Amba Salelkar, a Chennai-based lawyer who works on disability rights, said that any ground for abortion on the grounds of disability, either of the mother or the foetus, is problematic. The MTP Act allows abortion at any stage in the pregnancy on eugenic grounds, meaning in case of detected foetal anomalies.
“Abortion laws should be agnostic to any kind of reasoning. The choice of the woman should be paramount,” Salekar said, referring to the Nairobi Principles on Abortion, Prenatal Testing and Disability.
Salelkar said that this particular case is concerning because the state barely supports pregnant women suffering from psychosocial distress.
“The women who suffer psychosocial distress are at risk of losing custody of their children, if their partners decide to proceed against them,” Salelkar pointed out. “Their children can be declared children in need of care and protection under the Juvenile Justice Law. The court should have also considered the impact on her living children.”
In its 2022 guidelines, the WHO said that abortion should be “fully decriminalised” and that any ground-based approaches, gestational age limits, third-party authorisations and provider restrictions should be removed.
The case under review begs the question: Why was no exception made for this Delhi woman, especially when in so many cases, abortion was granted at late-term pregnancy?
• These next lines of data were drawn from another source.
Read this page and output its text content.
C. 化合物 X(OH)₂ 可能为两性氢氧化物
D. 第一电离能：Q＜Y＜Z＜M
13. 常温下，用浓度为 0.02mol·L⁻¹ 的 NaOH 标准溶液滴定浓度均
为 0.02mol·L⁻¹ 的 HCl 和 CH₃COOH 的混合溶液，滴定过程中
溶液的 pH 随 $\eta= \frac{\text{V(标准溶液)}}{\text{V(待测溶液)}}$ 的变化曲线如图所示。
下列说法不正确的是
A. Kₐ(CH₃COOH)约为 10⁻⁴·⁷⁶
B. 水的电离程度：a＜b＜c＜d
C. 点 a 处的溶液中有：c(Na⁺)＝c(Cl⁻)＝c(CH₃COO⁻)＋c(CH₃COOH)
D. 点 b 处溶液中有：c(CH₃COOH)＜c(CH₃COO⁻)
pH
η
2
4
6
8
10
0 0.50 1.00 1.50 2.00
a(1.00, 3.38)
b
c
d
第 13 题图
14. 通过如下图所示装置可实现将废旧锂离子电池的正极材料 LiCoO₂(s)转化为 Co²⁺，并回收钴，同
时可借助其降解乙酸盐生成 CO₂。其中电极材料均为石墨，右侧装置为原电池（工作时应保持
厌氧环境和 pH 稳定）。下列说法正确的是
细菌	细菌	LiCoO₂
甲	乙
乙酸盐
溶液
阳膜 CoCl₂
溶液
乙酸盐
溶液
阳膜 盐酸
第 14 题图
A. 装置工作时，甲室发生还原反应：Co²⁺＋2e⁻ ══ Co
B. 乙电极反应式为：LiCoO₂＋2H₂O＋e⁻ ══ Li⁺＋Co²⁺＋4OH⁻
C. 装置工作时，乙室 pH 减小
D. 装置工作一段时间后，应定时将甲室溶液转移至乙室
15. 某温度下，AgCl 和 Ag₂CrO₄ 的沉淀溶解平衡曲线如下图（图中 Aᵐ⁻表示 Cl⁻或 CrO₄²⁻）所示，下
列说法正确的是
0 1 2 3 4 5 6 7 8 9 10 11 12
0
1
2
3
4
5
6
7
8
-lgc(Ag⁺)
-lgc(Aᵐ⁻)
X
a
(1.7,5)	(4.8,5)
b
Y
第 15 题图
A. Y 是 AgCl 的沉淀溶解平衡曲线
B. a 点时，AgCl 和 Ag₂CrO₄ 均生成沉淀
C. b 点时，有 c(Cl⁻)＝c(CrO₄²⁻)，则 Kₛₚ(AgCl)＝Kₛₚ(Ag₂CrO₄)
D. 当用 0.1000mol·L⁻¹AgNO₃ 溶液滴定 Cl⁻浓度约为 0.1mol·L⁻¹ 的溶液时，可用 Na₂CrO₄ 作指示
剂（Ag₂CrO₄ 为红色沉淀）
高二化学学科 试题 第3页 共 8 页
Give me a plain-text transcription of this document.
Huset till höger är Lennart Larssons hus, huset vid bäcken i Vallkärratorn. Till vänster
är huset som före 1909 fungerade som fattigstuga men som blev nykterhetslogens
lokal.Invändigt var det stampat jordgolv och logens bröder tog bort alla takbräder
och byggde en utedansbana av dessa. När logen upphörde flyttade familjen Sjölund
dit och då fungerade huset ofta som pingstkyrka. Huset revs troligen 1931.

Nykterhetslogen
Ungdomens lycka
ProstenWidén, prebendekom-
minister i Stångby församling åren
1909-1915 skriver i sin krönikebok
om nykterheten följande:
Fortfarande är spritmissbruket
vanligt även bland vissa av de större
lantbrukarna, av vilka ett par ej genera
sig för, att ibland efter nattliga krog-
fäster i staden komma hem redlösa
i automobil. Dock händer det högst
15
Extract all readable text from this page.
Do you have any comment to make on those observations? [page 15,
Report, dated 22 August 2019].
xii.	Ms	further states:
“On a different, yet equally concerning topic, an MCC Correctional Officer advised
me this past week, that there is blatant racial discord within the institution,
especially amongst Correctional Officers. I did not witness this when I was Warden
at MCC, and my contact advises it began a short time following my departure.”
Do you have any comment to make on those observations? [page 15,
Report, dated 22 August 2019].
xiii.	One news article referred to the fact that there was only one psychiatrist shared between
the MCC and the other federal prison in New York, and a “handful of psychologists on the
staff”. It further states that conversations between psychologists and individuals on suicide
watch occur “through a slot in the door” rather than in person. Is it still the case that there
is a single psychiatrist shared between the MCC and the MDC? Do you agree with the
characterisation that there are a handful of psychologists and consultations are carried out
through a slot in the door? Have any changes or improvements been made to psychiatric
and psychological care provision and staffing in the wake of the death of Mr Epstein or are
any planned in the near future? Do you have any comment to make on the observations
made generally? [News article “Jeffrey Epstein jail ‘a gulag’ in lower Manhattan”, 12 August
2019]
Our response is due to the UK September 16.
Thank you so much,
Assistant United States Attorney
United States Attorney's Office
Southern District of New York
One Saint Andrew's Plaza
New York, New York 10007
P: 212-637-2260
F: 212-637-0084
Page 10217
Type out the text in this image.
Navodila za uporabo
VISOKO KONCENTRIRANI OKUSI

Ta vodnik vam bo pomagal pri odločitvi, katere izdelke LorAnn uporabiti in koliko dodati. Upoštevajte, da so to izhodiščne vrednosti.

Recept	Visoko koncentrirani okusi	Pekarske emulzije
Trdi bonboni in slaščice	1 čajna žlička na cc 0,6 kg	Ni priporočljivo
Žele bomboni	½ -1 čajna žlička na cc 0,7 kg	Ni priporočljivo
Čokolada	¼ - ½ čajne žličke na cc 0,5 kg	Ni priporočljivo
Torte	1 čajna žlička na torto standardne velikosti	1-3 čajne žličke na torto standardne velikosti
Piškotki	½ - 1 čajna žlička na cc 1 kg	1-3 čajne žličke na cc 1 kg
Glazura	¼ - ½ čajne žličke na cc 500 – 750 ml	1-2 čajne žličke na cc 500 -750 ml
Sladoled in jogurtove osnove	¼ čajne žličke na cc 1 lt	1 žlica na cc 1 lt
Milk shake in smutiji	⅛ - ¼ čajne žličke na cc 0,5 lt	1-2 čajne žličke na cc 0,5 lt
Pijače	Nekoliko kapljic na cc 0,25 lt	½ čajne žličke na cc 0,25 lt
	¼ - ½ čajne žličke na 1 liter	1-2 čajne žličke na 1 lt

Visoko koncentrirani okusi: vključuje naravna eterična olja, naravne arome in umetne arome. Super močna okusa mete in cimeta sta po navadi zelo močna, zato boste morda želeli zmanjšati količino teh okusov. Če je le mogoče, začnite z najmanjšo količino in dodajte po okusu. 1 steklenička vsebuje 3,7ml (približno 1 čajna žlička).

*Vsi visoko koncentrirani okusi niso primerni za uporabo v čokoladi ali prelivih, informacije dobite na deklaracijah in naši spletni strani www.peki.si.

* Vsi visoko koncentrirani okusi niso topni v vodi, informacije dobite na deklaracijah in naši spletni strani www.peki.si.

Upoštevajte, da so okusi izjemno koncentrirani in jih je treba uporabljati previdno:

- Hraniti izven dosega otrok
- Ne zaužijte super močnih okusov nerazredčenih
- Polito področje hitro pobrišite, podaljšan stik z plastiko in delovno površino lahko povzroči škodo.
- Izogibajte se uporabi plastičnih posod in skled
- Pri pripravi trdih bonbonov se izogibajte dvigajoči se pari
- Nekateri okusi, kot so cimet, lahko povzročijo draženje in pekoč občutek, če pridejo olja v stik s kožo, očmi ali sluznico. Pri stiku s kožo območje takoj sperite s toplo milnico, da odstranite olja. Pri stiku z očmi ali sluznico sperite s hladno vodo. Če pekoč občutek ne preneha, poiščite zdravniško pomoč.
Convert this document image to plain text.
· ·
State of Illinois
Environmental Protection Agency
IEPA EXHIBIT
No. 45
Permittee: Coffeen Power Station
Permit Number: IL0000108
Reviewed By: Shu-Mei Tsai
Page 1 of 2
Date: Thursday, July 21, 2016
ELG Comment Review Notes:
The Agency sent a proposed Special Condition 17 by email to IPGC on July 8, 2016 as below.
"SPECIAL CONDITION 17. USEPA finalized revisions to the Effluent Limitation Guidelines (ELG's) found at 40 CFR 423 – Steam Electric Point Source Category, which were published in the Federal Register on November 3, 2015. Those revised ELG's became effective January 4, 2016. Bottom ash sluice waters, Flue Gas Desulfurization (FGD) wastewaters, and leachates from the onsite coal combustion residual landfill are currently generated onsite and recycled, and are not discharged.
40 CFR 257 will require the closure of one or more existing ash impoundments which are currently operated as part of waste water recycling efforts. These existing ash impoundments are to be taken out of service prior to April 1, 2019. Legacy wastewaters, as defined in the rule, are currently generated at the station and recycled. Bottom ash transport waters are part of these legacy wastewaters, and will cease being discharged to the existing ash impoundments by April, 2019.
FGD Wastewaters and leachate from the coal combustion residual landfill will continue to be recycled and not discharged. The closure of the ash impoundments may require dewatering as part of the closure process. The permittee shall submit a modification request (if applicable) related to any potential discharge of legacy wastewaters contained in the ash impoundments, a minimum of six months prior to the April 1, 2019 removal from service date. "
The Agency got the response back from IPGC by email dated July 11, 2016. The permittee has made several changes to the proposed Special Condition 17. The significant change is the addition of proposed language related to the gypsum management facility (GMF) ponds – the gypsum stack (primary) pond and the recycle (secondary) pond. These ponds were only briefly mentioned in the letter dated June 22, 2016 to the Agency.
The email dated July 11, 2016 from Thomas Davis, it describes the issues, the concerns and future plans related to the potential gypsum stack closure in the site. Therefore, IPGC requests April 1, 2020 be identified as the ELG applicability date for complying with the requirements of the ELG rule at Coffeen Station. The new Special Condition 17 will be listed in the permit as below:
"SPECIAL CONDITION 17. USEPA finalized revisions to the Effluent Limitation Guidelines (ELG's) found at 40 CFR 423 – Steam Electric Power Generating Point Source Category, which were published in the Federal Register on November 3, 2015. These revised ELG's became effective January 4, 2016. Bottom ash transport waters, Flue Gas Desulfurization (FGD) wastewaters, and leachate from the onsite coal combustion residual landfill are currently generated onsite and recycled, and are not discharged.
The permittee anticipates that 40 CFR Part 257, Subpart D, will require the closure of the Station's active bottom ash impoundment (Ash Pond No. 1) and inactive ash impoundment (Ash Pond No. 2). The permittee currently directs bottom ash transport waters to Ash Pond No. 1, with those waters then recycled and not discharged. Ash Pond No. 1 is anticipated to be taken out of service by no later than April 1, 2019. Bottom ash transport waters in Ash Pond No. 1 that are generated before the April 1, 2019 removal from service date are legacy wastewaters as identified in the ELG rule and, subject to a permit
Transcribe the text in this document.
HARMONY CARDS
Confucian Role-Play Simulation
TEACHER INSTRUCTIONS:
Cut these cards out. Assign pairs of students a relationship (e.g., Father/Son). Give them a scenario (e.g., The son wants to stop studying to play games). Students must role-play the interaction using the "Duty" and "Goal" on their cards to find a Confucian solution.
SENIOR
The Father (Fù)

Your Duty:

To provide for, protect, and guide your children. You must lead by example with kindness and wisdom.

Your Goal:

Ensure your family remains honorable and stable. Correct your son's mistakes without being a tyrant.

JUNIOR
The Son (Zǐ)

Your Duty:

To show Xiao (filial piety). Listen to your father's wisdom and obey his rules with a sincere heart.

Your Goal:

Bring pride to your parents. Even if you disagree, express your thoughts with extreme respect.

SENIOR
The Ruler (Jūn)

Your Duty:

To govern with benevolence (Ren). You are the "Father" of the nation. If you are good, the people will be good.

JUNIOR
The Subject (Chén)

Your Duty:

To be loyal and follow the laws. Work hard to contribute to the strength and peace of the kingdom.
Asked why the state had supported abortion in some other cases, Asthana said, "The circumstances of those cases were different. It was either a case of pregnancy resulting from sexual assault or foetal abnormality."
Jain of Jindal Global Law School points out that this new judgement has taken away all discretion from the courts after 24 weeks of pregnancy.
The inconsistency around abortion jurisprudence is coming from what constitutes “good” and “bad” abortions, argued Jain. “Some abortions are considered justifiable in cases of rape cases, or foetal anomalies, or when the person involved in a minor. If the person coming to court is an ideal victim, the court is more likely to grant abortion. This woman did not fit the category.”
Lawyer Mishra said that his client was being discriminated against because she was a married woman. “Say she was not a married woman but a rape victim or single or disabled, she would have got a favourable order.”